¿Qué relación hay entre el asesinato del periodista saudí Jamal Khasshoggi y la cínica respuesta de los países proveedores de armas al reino homicida con los resultados de las elecciones regionales de Baviera y Hesse? Atención a Alemania. Aún no había limpiado las calles de sus ciudades de los escombros producidos por los bombardeos de la segunda guerra mundial y ya se perfilaba para el liderazgo de Europa. Los tres interlocutores que sentaron las bases de lo que hoy es la unioneuropea fueron un alemán y dos germanófilos, y aquellas conversaciones se hicieron en alemán, la lengua común a los tres. Adenauer era alemán nativo pero el francés Schumann era de la Lorena y el italiano De Gasperi del Alto Adigio-Tirol, regiones que habían pertenecido a los imperios centrales, y los tres compartían una misma cultura. La intención de los interlocutores era erradicar los nacionalismos, el alemán en primer término, que habían conducido al continente al abismo, pero no alterar lo que a los tres les parecía el orden natural de las cosas. La fórmula pactada ha dado buenos resultados, hasta ahora. De Alemania procede la suicida política de austeridad que ha resquebrajado la arquitectura la unión, pero también puede que de Alemania vengan las primeras luces en la oscuridad. El asesinato de Khassoghi ha aumentado su potencia lumínica y no solo porque Alemania ha sido el único país que ha anunciado que corta la venta de armas a sus perpetradores.
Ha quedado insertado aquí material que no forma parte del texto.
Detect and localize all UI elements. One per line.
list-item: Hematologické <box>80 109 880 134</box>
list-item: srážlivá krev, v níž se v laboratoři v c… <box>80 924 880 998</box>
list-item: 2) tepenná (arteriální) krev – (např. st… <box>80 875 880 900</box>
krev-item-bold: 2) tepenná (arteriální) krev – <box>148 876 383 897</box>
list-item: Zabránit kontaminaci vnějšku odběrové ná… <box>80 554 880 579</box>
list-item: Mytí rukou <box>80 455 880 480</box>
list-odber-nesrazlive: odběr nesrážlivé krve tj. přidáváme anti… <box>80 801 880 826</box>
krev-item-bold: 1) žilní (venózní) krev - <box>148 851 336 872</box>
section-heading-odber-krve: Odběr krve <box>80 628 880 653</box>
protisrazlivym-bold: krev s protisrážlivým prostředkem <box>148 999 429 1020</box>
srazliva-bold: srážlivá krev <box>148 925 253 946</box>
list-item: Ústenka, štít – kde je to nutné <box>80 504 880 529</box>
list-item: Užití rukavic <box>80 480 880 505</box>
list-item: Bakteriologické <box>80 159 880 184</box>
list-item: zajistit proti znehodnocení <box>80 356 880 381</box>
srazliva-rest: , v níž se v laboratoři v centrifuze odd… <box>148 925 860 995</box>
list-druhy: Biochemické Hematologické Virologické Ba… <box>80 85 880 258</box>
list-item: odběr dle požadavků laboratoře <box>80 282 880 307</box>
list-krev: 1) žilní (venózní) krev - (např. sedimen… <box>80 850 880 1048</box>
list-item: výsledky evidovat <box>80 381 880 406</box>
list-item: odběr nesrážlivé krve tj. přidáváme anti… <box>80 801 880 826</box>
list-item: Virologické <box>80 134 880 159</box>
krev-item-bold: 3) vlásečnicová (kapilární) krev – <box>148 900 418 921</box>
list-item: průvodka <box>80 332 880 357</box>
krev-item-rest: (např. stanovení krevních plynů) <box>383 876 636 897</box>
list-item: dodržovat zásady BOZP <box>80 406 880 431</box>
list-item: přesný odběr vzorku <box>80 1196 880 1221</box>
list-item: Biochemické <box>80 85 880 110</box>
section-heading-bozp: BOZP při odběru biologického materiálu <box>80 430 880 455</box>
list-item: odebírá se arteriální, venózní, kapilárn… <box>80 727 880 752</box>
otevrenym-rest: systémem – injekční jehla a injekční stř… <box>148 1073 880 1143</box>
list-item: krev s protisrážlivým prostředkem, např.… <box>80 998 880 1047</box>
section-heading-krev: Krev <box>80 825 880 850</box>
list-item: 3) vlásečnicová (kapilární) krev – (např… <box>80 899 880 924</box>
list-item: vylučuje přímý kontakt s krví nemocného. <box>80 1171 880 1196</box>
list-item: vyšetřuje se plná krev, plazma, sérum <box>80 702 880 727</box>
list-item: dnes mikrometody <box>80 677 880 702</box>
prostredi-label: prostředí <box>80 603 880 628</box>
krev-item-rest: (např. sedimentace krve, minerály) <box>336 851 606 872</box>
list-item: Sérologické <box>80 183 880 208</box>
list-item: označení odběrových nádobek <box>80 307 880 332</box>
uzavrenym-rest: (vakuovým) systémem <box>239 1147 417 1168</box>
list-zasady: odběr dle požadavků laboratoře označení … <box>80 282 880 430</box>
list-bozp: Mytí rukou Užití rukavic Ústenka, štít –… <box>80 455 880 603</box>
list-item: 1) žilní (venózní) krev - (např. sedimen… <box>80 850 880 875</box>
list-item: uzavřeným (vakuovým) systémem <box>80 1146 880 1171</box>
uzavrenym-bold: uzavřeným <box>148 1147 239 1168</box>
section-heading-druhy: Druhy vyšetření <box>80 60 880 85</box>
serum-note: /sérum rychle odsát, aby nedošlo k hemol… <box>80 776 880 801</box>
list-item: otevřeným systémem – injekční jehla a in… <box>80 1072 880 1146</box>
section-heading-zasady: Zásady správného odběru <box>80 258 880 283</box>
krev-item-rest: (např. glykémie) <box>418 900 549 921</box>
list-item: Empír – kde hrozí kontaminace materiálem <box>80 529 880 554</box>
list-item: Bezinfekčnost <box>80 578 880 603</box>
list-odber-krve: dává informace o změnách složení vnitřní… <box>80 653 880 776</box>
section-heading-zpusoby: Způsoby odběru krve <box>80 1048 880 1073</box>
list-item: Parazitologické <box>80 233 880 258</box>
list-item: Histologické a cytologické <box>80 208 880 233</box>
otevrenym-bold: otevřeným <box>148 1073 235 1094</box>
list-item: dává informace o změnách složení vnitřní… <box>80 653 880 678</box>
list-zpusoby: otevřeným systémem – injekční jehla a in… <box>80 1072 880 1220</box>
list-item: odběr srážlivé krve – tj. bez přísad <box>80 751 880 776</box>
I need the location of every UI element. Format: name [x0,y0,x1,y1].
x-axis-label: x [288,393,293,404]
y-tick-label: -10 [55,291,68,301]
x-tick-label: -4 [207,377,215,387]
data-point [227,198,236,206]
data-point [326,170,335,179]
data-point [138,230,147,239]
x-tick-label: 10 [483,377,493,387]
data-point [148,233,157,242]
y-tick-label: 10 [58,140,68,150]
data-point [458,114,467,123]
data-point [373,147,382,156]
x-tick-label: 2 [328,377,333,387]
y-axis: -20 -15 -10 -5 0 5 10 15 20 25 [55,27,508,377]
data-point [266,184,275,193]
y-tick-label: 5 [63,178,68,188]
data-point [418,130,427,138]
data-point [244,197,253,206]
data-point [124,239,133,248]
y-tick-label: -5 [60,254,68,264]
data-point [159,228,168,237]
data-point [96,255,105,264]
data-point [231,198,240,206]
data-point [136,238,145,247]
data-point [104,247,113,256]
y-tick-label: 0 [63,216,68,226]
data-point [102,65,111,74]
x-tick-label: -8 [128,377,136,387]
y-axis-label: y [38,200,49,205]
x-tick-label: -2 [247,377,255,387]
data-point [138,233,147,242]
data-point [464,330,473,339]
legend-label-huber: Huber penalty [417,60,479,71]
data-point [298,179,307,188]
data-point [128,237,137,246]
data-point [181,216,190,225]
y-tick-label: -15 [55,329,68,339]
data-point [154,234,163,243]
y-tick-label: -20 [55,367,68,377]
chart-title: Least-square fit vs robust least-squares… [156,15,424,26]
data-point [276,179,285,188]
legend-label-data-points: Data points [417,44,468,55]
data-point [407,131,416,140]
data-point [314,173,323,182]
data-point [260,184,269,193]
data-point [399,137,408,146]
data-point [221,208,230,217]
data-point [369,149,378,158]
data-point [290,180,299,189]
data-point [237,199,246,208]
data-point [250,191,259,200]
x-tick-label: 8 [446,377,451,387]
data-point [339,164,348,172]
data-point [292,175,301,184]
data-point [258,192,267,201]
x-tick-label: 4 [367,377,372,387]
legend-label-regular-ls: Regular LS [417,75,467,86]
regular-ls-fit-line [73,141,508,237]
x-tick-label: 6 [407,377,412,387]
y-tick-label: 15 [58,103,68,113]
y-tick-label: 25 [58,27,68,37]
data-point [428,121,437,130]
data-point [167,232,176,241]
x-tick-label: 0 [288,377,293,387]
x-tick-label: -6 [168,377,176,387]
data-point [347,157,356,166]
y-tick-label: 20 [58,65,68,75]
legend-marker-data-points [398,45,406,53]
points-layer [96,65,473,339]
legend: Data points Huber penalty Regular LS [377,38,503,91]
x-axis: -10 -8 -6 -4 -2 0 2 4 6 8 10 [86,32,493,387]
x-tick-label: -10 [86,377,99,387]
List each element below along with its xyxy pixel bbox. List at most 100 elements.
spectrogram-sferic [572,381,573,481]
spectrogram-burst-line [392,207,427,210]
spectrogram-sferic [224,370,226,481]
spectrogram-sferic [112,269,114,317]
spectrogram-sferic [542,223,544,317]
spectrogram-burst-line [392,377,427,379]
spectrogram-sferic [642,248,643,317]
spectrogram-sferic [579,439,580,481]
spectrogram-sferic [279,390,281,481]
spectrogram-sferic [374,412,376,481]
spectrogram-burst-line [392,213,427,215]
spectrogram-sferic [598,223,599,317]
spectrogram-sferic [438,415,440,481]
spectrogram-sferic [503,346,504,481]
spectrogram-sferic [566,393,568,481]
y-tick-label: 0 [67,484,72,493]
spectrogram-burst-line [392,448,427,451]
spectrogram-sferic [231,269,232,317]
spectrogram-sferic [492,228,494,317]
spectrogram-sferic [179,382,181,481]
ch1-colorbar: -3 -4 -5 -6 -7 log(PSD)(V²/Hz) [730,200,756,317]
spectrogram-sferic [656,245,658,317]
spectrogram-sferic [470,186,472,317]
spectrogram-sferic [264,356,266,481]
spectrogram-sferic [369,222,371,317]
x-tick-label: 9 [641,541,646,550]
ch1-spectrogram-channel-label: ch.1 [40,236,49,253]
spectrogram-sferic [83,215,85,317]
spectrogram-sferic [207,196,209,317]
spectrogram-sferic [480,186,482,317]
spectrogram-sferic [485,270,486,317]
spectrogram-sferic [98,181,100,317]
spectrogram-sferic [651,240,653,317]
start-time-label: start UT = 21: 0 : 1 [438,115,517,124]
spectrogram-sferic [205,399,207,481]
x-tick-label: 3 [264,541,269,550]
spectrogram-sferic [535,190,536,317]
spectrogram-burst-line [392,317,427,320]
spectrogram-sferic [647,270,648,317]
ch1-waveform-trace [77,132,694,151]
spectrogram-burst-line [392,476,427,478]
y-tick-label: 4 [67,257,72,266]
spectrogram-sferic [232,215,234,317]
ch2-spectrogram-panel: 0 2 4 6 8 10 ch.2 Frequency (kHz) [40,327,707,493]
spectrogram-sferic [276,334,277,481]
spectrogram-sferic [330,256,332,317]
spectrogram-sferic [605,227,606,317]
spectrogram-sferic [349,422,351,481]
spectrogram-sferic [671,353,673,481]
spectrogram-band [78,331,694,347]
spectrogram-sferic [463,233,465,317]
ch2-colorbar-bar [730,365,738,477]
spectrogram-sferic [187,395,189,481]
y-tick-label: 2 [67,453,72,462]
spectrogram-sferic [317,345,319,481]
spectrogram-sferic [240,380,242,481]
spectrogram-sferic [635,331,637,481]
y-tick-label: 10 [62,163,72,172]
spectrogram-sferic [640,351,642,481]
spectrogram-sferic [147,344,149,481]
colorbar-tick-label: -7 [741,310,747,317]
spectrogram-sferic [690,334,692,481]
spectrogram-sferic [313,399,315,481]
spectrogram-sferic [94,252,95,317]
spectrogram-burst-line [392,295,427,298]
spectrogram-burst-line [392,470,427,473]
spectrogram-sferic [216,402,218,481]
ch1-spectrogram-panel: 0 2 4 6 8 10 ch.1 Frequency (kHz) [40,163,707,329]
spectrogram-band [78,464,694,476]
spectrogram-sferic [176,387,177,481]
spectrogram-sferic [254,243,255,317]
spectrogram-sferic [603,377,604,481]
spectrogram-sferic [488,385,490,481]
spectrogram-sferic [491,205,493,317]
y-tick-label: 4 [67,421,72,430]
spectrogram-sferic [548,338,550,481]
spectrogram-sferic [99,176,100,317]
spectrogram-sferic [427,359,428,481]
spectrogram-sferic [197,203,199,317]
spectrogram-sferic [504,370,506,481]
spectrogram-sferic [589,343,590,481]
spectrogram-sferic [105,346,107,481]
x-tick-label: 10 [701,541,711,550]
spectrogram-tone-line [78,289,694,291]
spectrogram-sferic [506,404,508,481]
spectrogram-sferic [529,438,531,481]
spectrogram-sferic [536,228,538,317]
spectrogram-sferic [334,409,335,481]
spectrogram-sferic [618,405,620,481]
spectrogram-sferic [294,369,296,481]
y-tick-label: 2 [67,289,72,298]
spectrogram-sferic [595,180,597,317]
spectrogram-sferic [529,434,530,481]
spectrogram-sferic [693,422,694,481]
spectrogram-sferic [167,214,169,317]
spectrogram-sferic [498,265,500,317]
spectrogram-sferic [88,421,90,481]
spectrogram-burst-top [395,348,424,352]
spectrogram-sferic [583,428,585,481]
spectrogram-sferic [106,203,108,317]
En las recientes elecciones de los estados federados de Baviera y Hesse los dos grandes partidos de la llamada gran coalición han retrocedido a favor del neofascismo de aefedé y del ecologismo de izquierda liberal de los verdes. Este último partido no es nuevo en el mapa alemán. Desde los años ochenta, los verdes son una fuerza parlamentaria,  ha participado en coaliciones de gobierno y ha protagonizado significativas acciones contra la energía nuclear y otros desmanes del modo de producción industrial. Pero lo que llama la atención en este momento es que una opción enfáticamente ecologista haya ocupado el lugar que en otros países del entorno, como Francia o España, ocupan o aspiran a ocupar formaciones de corte y tradición izquierdista. En los países mediterráneos, exportadores agrícolas y de cultura ruralista, el ecologismo se ha visto como un lujo innecesario y políticamente marginal. Aquí se pregonan ecologistas los toreros y latifundistas, y la dura nuez del asunto es la redistribución de las rentas y no el cuidado de la tierra, que tendemos a creer que se cuida sola. Los menguados ecologistas, situados a la izquierda, no consiguen que su programa adquiera la mínima densidad para ser tomados en serio. La gente primero, la tierra después, es la consigna.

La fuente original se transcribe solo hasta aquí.